Anfernee Chansamooth from Simple Creative Marketing:

Focus on building partner relationships and collaborations. When you can switch your focus from how you might be fit to identifying how you might possibly help the person you’re meeting to achieve their goals, you’ll start to build productive relationships.


Equally important is your ability to follow up within 24 hours (the sooner the better) and add immediate value – that could be as simple as booking a follow-up meeting or referring them to a resource that can help solve a specific challenge they’re facing.

Lori Cheek from Cheekd:

When attending networking events, I find that it’s most advantageous to go alone so that you’re forced to talk to new people. I find it wise to do your homework, in advance, and if the attendee list is publicised, to go ahead and make note of those you’d like to meet before the event.


In the world of business and networking, I recommend that you never ever leave home without your most essential “old school” networking tool– your business (or calling) card. Even in the crux of the digital age, business cards are thriving for a reason– it’s still the single fastest way to share who you are, what you do and how you can be contacted.

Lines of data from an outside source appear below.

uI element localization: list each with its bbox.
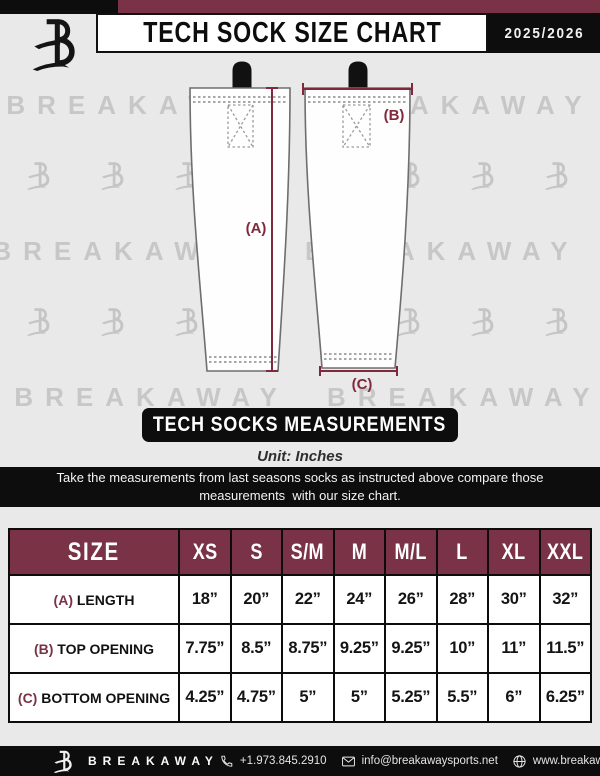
right-sock-outline — [304, 61, 411, 369]
left-sock-hanger-tab — [232, 61, 252, 89]
breakaway-monogram-watermark-icon — [543, 306, 575, 336]
cell-top-xs: 7.75” — [178, 623, 232, 674]
cell-bottom-xxl: 6.25” — [538, 672, 592, 723]
instruction-line-1: Take the measurements from last seasons … — [56, 470, 544, 485]
measure-label-a: (A) — [246, 220, 267, 237]
measurements-banner-label: TECH SOCKS MEASUREMENTS — [153, 413, 447, 436]
measure-line-b — [302, 83, 413, 95]
page-title-box: TECH SOCK SIZE CHART — [96, 13, 488, 53]
footer-bar: BREAKAWAY +1.973.845.2910 info@breakaway… — [0, 746, 600, 776]
table-row-bottom-opening: (C) BOTTOM OPENING 4.25” 4.75” 5” 5” 5.2… — [8, 672, 592, 723]
column-header-s: S — [229, 528, 283, 576]
measure-line-a — [266, 87, 278, 372]
cell-top-ml: 9.25” — [384, 623, 438, 674]
column-header-sm: S/M — [281, 528, 335, 576]
breakaway-monogram-watermark-icon — [99, 160, 131, 190]
measurements-banner: TECH SOCKS MEASUREMENTS — [142, 408, 458, 442]
table-row-length: (A) LENGTH 18” 20” 22” 24” 26” 28” 30” 3… — [8, 574, 592, 625]
cell-bottom-xl: 6” — [487, 672, 541, 723]
cell-top-m: 9.25” — [332, 623, 386, 674]
row-label-bottom-opening: (C) BOTTOM OPENING — [8, 672, 180, 723]
cell-length-xxl: 32” — [538, 574, 592, 625]
footer-email-link[interactable]: info@breakawaysports.net — [341, 754, 498, 769]
cell-length-xl: 30” — [487, 574, 541, 625]
cell-top-s: 8.5” — [229, 623, 283, 674]
right-sock-patch — [342, 104, 371, 148]
measure-label-b: (B) — [384, 107, 405, 124]
cell-length-xs: 18” — [178, 574, 232, 625]
cell-length-l: 28” — [435, 574, 489, 625]
left-sock-patch — [227, 104, 254, 148]
column-header-size: SIZE — [8, 528, 180, 576]
breakaway-logo-icon — [20, 15, 98, 71]
cell-bottom-s: 4.75” — [229, 672, 283, 723]
footer-website-link[interactable]: www.breakawaysports.net — [512, 754, 600, 769]
globe-icon — [513, 754, 526, 768]
right-sock-hanger-tab — [348, 61, 368, 89]
breakaway-monogram-watermark-icon — [99, 306, 131, 336]
season-badge: 2025/2026 — [488, 13, 600, 53]
season-label: 2025/2026 — [503, 24, 585, 42]
cell-bottom-l: 5.5” — [435, 672, 489, 723]
breakaway-monogram-watermark-icon — [543, 160, 575, 190]
cell-bottom-xs: 4.25” — [178, 672, 232, 723]
footer-brand-name: BREAKAWAY — [88, 754, 219, 768]
footer-website-url: www.breakawaysports.net — [532, 755, 600, 767]
column-header-xs: XS — [178, 528, 232, 576]
cell-top-xxl: 11.5” — [538, 623, 592, 674]
footer-brand: BREAKAWAY — [52, 749, 219, 773]
left-sock-outline — [189, 61, 291, 372]
column-header-xxl: XXL — [538, 528, 592, 576]
footer-contacts: +1.973.845.2910 info@breakawaysports.net… — [219, 754, 600, 769]
breakaway-monogram-watermark-icon — [469, 306, 501, 336]
cell-bottom-sm: 5” — [281, 672, 335, 723]
breakaway-monogram-watermark-icon — [469, 160, 501, 190]
footer-email-address: info@breakawaysports.net — [361, 755, 498, 767]
column-header-m: M — [332, 528, 386, 576]
cell-length-s: 20” — [229, 574, 283, 625]
size-chart-table: SIZE XS S S/M M M/L L XL XXL (A) LENGTH … — [8, 528, 592, 723]
breakaway-monogram-watermark-icon — [25, 306, 57, 336]
cell-top-xl: 11” — [487, 623, 541, 674]
phone-icon — [221, 755, 233, 767]
measure-label-c: (C) — [352, 376, 373, 393]
column-header-xl: XL — [487, 528, 541, 576]
page-title: TECH SOCK SIZE CHART — [142, 16, 442, 49]
cell-bottom-m: 5” — [332, 672, 386, 723]
cell-top-l: 10” — [435, 623, 489, 674]
measure-line-c — [319, 366, 398, 376]
cell-length-sm: 22” — [281, 574, 335, 625]
breakaway-logo-icon — [52, 749, 78, 773]
row-label-top-opening: (B) TOP OPENING — [8, 623, 180, 674]
header-top-maroon-strip — [118, 0, 600, 14]
cell-top-sm: 8.75” — [281, 623, 335, 674]
header-top-black-strip — [0, 0, 118, 14]
table-row-top-opening: (B) TOP OPENING 7.75” 8.5” 8.75” 9.25” 9… — [8, 623, 592, 674]
cell-length-ml: 26” — [384, 574, 438, 625]
size-table-header-row: SIZE XS S S/M M M/L L XL XXL — [8, 528, 592, 576]
sock-measurement-diagram: (A) (B) (C) — [189, 61, 413, 393]
watermark-text-row: BREAKAWAY BREAKAWAY — [14, 382, 600, 412]
footer-phone-link[interactable]: +1.973.845.2910 — [219, 754, 327, 769]
footer-phone-number: +1.973.845.2910 — [239, 755, 327, 767]
row-label-length: (A) LENGTH — [8, 574, 180, 625]
instruction-bar: Take the measurements from last seasons … — [0, 467, 600, 507]
unit-label: Unit: Inches — [257, 448, 343, 465]
column-header-ml: M/L — [384, 528, 438, 576]
cell-bottom-ml: 5.25” — [384, 672, 438, 723]
column-header-l: L — [435, 528, 489, 576]
envelope-icon — [341, 756, 355, 766]
instruction-line-2: measurements with our size chart. — [199, 488, 401, 503]
cell-length-m: 24” — [332, 574, 386, 625]
breakaway-monogram-watermark-icon — [25, 160, 57, 190]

Mireille Salloum from Business in Heels:

Networking is a great way to grow your brand, your resources, and your relationships. You will find most entrepreneurs hold relationships at the core of their business, as they foster ongoing relationships with clients, their team, the people they surround themselves with as mentors and motivators, their educators and suppliers.

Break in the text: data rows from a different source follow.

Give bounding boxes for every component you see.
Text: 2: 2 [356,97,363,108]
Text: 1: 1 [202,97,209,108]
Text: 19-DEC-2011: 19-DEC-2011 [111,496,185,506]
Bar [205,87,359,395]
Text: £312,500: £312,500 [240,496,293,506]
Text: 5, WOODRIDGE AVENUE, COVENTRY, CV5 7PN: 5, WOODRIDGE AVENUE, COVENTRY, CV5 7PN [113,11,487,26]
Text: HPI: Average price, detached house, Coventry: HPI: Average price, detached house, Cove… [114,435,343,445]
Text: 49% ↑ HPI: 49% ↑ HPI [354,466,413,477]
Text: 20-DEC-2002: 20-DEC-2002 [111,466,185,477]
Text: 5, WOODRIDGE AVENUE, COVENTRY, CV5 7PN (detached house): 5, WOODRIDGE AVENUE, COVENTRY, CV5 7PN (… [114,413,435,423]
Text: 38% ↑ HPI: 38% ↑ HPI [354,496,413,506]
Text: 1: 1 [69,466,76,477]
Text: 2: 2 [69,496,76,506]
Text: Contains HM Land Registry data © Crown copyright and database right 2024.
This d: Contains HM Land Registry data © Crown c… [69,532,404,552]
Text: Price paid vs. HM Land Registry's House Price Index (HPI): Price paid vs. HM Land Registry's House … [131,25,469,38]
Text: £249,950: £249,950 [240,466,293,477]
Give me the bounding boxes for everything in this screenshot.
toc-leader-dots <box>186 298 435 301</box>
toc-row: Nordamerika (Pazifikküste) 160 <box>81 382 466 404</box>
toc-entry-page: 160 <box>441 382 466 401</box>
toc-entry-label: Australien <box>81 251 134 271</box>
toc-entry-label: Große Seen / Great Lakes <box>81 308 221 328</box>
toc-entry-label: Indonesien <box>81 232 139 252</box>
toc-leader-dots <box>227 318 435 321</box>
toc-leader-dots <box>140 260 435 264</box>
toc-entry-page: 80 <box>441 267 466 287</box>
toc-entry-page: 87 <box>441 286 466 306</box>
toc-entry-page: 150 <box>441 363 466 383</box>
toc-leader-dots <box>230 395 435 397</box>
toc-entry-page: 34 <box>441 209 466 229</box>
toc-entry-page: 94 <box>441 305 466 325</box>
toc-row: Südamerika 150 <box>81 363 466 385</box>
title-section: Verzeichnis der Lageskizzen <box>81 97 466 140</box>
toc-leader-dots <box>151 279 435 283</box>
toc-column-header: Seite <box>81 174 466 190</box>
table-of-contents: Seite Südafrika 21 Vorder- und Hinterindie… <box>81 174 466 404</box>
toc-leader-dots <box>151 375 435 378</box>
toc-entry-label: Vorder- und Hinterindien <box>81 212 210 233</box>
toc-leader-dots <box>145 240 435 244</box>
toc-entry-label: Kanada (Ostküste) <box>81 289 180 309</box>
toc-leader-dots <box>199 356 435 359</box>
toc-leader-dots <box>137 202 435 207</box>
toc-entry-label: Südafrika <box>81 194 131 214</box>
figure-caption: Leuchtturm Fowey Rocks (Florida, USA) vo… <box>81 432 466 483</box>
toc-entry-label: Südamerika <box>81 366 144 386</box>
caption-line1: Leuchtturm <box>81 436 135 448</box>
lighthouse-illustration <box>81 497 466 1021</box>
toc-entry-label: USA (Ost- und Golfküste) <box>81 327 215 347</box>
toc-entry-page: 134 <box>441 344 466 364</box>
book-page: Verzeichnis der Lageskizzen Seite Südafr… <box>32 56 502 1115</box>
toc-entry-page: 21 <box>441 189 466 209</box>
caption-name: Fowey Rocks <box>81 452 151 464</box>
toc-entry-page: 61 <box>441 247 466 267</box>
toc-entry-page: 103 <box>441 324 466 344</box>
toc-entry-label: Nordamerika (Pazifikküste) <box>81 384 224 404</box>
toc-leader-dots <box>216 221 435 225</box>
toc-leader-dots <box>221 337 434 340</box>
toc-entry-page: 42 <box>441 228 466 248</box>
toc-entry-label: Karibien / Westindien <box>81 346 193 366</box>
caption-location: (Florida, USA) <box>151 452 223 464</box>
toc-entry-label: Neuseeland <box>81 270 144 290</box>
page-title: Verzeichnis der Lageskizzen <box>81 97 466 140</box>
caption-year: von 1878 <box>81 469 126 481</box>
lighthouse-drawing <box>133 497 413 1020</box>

Networking exists in many forms from our day-to-day meetings, introductions, acquisitions, and referrals through to active networking at community events designed to connect people.

Below is your go-to guide for best practice when engaging in any form of active networking: set your goal and intention, choose the right environment, be confident in your offering, present mutually beneficial opportunities, and follow up.

Francesca from Event Emporium:

Use the data you have available to get to know your network before you even shake their hand in person. If you’re meeting customers at an event it’s vital to get into your digital data and learn about their habits, preferences and any concerns they have flagged. There’s so much information available to us, it’s smart to use what’s out there as a starting point.


Nerissa Chaux from Filtaglobal:

How to best network:

1. Attend by yourself. People are very open, as generally, they are in the same boat. It also pushes you out of your comfort zone and you don’t waste the opportunity by spending the entire event chatting to your colleagues.
2. Arrive on time. It’s always great to be the first one there as you have the best opportunity of meeting everyone who comes through the door & it’s a good time to survey your surroundings.


3. Don’t wait for others to introduce themselves.
4. Be genuinely interested in others. It should be an equal 50/50 conversation.
5. Have a plan on what you’d like to achieve at the event. I always like to chat with everyone but I’m also focused on spending quality time with each person that I meet. Don’t keep looking over your shoulder when you’re with someone.
6. Lastly, make sure you have plenty of business cards! It’s surprising how many people forget to bring them.
7. Make a date to catch up 2 weeks after.

Thank you to all our guest experts for shedding light on how to really maximize our time and energy at networking events. You never know who you will meet and who that person knows…it just might be a perfect referral source or your next client!